XV

Elle poursuivit sa route, au hasard, tournant autour des îlots de maisons, revenant au point de départ, jouissant des alternatives de soleil et d’ombre, et du mouvement de la rue, comme d’autant de distractions qui reculaient l’heure de cette visite. Irait-elle ? Qu’avait-elle besoin de s’embarrasser de soins nouveaux, et de s’occuper des autres ? Elle s’étonnait aussi d’avoir trouvé ce gros Mourieux intelligent. Dans la mode, on le considérait comme un bonhomme qui aimait à rendre service, et qui avait là, d’ailleurs, son avantage, puisque sa clientèle de modistes lui demeurait attachée. « Je ne le croyais pas si bien », pensait-elle. Des phrases lui repassaient dans l’esprit : « Vous, la jeunesse, la beauté, comme vous en consoleriez !… »

Elle finit par sonner chez madame Lemarié.

Un valet de chambre l’introduisit dans la chambre bleue. Mais, cette fois, Henriette serra la main que tendait vers elle madame Lemarié.

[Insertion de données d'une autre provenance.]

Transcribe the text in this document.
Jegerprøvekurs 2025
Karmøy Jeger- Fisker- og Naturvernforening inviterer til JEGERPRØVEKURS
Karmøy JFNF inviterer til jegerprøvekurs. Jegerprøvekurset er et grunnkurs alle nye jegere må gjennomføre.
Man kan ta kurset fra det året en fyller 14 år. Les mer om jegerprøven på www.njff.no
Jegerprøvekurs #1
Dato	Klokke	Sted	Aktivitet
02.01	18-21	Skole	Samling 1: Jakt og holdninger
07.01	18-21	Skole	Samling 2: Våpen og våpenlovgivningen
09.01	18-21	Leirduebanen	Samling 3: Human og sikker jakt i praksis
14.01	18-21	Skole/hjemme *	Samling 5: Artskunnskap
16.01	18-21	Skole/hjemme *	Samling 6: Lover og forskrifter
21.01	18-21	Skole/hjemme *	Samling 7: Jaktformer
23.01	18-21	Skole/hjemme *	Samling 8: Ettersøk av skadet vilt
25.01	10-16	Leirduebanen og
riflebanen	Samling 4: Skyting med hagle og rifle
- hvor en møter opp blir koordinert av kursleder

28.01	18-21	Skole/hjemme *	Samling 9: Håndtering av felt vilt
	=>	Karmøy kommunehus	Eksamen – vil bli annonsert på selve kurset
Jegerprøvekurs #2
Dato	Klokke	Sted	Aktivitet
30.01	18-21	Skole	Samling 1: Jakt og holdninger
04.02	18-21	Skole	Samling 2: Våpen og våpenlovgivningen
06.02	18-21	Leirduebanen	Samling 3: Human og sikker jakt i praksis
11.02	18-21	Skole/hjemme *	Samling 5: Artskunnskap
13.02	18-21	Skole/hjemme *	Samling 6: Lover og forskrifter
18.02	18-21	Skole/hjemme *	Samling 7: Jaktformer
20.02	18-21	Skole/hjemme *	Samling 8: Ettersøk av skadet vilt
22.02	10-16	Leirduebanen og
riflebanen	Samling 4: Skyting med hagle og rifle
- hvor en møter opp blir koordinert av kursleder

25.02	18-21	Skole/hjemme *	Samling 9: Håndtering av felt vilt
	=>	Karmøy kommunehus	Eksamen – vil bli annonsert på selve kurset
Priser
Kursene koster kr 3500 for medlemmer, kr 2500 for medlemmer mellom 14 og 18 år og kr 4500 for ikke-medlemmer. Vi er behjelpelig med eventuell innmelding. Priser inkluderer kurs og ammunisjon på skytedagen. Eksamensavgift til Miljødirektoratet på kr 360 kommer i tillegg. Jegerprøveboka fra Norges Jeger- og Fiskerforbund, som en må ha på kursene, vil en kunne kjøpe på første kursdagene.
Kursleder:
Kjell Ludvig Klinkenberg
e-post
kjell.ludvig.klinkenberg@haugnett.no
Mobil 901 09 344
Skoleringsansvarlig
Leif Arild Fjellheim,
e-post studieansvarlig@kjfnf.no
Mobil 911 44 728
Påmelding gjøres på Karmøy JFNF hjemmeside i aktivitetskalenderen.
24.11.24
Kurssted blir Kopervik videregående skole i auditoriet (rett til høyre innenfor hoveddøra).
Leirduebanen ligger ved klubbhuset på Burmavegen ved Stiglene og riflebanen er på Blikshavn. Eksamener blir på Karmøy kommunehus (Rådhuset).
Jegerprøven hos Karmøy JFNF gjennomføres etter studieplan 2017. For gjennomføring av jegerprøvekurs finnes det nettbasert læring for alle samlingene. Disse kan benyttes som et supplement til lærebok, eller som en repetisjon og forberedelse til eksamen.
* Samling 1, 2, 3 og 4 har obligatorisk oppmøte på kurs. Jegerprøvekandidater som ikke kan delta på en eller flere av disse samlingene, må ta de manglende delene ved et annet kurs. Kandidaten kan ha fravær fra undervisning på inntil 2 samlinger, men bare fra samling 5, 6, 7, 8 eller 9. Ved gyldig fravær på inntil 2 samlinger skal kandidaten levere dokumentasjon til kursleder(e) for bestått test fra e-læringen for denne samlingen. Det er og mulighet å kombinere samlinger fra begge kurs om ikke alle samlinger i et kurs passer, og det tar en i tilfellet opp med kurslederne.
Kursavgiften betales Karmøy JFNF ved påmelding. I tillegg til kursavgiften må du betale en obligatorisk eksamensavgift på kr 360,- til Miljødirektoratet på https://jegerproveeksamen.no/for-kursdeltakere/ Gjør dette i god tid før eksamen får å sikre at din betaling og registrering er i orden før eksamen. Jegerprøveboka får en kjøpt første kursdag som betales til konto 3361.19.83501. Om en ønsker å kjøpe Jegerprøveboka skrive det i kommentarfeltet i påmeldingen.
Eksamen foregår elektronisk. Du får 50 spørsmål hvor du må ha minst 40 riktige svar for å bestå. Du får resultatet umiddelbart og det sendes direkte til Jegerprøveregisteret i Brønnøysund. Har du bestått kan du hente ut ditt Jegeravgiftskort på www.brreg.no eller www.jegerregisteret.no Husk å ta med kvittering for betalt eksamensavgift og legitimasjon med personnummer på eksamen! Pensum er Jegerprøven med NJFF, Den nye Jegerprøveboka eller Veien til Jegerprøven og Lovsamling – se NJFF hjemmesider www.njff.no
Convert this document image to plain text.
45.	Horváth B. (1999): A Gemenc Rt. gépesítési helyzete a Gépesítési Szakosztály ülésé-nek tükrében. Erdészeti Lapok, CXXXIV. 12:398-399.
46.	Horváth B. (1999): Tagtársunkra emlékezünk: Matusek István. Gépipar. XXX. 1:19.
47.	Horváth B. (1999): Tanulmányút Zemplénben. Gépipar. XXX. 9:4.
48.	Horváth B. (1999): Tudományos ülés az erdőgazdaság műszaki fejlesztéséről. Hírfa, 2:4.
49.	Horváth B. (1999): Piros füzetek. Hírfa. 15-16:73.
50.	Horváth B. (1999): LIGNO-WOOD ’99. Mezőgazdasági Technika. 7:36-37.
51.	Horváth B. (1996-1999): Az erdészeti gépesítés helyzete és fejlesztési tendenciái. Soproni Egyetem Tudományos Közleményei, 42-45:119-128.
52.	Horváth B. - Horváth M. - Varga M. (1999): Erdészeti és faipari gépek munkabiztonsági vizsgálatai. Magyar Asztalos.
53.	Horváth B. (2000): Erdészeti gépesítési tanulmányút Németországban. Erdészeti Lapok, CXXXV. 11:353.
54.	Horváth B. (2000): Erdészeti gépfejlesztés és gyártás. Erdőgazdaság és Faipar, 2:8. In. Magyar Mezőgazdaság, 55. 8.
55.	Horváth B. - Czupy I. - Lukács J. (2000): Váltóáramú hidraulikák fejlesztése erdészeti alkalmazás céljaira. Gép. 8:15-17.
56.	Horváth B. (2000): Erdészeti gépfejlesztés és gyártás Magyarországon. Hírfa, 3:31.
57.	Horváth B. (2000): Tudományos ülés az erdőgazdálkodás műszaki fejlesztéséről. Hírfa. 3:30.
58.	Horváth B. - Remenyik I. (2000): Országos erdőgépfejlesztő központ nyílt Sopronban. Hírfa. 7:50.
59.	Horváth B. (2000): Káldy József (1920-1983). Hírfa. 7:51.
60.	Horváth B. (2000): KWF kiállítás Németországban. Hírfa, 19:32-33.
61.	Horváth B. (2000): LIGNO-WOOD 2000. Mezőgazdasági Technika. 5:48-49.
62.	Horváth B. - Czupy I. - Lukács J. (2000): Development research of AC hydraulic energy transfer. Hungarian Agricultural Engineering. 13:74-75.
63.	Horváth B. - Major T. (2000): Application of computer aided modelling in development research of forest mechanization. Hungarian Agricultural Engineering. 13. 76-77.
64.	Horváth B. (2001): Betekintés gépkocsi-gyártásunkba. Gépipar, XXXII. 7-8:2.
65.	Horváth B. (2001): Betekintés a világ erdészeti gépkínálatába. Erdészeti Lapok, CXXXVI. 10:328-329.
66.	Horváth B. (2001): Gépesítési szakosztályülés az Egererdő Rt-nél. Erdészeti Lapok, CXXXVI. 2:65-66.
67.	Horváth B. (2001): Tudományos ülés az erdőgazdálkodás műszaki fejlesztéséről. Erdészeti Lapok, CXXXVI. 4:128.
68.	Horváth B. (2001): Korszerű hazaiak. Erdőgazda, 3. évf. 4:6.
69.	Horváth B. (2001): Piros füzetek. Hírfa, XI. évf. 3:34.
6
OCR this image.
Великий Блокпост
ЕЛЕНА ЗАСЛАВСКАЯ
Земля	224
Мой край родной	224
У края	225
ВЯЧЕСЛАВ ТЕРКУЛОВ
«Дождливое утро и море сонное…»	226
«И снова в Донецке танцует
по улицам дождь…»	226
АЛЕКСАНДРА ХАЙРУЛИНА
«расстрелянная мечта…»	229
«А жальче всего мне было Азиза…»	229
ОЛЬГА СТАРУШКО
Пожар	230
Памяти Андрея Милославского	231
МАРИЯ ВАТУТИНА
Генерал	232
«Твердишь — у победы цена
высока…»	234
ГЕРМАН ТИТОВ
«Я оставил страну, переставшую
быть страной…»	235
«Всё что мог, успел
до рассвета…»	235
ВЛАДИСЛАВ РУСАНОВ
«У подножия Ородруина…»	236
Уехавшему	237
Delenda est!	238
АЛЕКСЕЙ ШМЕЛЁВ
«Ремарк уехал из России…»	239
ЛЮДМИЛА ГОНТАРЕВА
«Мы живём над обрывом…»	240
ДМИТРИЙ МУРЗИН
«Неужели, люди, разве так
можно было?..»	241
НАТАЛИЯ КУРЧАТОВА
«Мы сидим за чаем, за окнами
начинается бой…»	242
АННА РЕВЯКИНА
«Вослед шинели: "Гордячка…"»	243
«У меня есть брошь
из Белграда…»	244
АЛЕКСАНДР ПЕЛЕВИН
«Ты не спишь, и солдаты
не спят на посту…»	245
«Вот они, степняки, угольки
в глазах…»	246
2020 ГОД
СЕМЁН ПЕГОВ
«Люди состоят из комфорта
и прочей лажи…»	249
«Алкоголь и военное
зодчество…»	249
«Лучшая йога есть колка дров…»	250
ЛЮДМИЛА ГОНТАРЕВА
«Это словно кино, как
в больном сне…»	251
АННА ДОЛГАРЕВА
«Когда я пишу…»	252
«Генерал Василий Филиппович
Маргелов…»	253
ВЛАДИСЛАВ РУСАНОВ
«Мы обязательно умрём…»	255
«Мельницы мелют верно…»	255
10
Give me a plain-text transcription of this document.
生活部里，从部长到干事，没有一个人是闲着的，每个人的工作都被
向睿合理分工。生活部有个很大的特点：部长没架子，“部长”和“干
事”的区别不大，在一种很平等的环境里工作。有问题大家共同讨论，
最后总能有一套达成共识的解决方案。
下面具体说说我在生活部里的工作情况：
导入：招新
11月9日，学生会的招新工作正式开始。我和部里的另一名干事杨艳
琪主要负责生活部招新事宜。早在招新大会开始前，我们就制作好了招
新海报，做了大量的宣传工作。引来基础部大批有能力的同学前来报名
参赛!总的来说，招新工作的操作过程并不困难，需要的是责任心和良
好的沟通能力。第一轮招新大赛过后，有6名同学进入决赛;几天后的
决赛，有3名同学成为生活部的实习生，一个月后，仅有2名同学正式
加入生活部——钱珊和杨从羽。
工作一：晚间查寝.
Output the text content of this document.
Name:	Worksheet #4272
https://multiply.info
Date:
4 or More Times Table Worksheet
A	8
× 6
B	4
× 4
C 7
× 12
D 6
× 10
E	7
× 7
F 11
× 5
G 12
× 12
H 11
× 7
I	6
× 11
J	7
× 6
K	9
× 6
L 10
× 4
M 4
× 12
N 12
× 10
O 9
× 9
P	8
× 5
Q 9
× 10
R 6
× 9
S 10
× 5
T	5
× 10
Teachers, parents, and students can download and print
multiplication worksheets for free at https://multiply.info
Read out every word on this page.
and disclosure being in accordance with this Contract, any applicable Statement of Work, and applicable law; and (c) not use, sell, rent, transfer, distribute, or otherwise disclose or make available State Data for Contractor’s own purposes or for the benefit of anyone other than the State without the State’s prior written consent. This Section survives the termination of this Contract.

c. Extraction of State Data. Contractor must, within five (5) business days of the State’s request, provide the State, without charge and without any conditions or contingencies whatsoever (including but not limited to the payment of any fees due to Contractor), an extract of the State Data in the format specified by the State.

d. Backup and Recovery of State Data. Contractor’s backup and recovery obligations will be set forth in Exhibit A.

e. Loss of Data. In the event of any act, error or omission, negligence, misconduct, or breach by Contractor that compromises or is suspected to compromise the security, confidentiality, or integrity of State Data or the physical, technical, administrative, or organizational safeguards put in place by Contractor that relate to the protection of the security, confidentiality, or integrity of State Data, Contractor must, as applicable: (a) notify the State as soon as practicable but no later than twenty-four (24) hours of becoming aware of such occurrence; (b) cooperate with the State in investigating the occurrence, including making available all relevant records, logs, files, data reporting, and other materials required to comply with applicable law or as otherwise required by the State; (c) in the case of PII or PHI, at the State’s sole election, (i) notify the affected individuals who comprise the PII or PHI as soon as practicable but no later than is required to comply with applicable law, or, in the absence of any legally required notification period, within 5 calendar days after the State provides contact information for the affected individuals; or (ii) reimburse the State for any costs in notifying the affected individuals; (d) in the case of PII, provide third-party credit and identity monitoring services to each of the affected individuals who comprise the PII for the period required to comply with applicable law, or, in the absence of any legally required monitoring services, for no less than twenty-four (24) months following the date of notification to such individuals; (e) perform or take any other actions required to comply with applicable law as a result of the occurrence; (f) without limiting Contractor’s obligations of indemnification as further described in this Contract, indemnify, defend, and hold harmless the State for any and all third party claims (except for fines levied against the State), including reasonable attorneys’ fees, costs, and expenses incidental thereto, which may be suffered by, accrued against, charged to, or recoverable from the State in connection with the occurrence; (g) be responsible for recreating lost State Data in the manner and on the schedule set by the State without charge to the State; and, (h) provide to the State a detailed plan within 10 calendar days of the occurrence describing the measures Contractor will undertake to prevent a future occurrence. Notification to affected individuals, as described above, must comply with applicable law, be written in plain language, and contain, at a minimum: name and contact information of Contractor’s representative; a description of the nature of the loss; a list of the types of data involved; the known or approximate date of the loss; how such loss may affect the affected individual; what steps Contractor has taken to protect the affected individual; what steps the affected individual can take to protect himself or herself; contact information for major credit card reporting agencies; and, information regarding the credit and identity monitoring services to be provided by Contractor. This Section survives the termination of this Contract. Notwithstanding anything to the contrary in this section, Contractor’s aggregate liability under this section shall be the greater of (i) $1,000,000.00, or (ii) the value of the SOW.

– C’est à moi de vous remercier aujourd’hui, mademoiselle. Vous avez donc vu Mourieux ?

Elles causèrent cependant de toutes sortes de sujets, avant d’aborder celui qui les réunissait : de l’oncle Madiot, de l’atelier, de la rue de l’Ermitage, des camarades de travail. Madame Lemarié étudiait peu à peu la jeune fille, et peu à peu celle-ci se sentait gagnée par l’humble bonté de la femme. Après un grand quart d’heure, madame Lemarié comprit qu’elle pouvait librement parler.

– Je vais vous confier un secret, dit-elle, l’un de mes plus chers. Mon vieux Mourieux s’en va grand train. Il m’a beaucoup servi, autrefois, pour faire passer des secours qu’on n’aurait pas acceptés de ma main. Quand un de nos ouvriers était renvoyé sans raison grave, ou même quelquefois, mon Dieu, pour des motifs qui semblaient trop fondés, je ne pouvais pas lui offrir de l’aider, n’est-ce pas ? Mourieux me servait d’intermédiaire. J’étais aussi un peu son associée dans les secours qu’il distribuait, non pas à de grandes ouvrières, à des vaillantes comme vous, mais aux plus petites de la mode, qui ne gagnent pas encore, ou qui sont malades, faibles, sans place, que sais-je ? Aujourd’hui que je puis mieux qu’autrefois et plus largement donner, mon brave Mourieux devient impotent. J’aurais bien souhaité quelqu’un de votre monde, qui ne fît pas peur, à qui on se confiât plus naturellement qu’à moi, et qui me dît : « Allez, il y a là-bas une misère qui veut bien être guérie. » Car le monde est si divisé, mademoiselle, qu’il faut une permission, souvent, pour le plaindre. Croyez-vous que je trouverais ?

Henriette tendit sa main gantée, et dit de sa voix claire :

– J’essayerai, madame.

– Vous n’aurez pas même besoin de venir chez moi. Du moins, je ne veux pas vous le demander, à vous qui avez peu de liberté. Écrivez-moi. Signalez-moi les misères que vous rencontrerez, les petites, les grandes, les œuvres même qui vous sembleraient utiles à fonder. Je vous garderai le secret, et vous ferez de même pour moi, autant que vous le pourrez.

Henriette avait si bien pris confiance qu’elle osa parler de Marie. Elles tinrent conseil. Madame Lemarié finit par dire :

– Achetez-lui un petit mobilier, et laissez-lui croire que c’est vous qui l’avez payé. Elle le vendrait sans cela.

Même après qu’on eut parlé de Marie, Henriette ne prit pas congé tout de suite. Elle resta, retenue par une sensation exquise. Elle se sentait douce à regarder et à entendre ; elle lisait, sur les traits de la vieille femme, le mot que les enfants, puis les femmes jeunes et aimées rencontrent partout autour d’eux : « Ne partez pas encore ! » Reflet de la vie heureuse dans les miroirs ternis !

Madame Lemarié songeait en même temps : « Comme elle a compris vite, celle-ci ! » Et, sans le savoir, conduite par la force mystérieuse qui enveloppe nos actes dans ses conseils plus grands, elle offrait à cette enfant la plus inattendue comme la plus ignorée des compensations, la bénédiction des pauvres, et confiait le soin de distribuer l’aumône à des mains qui seraient, plus que d’autres, réparatrices.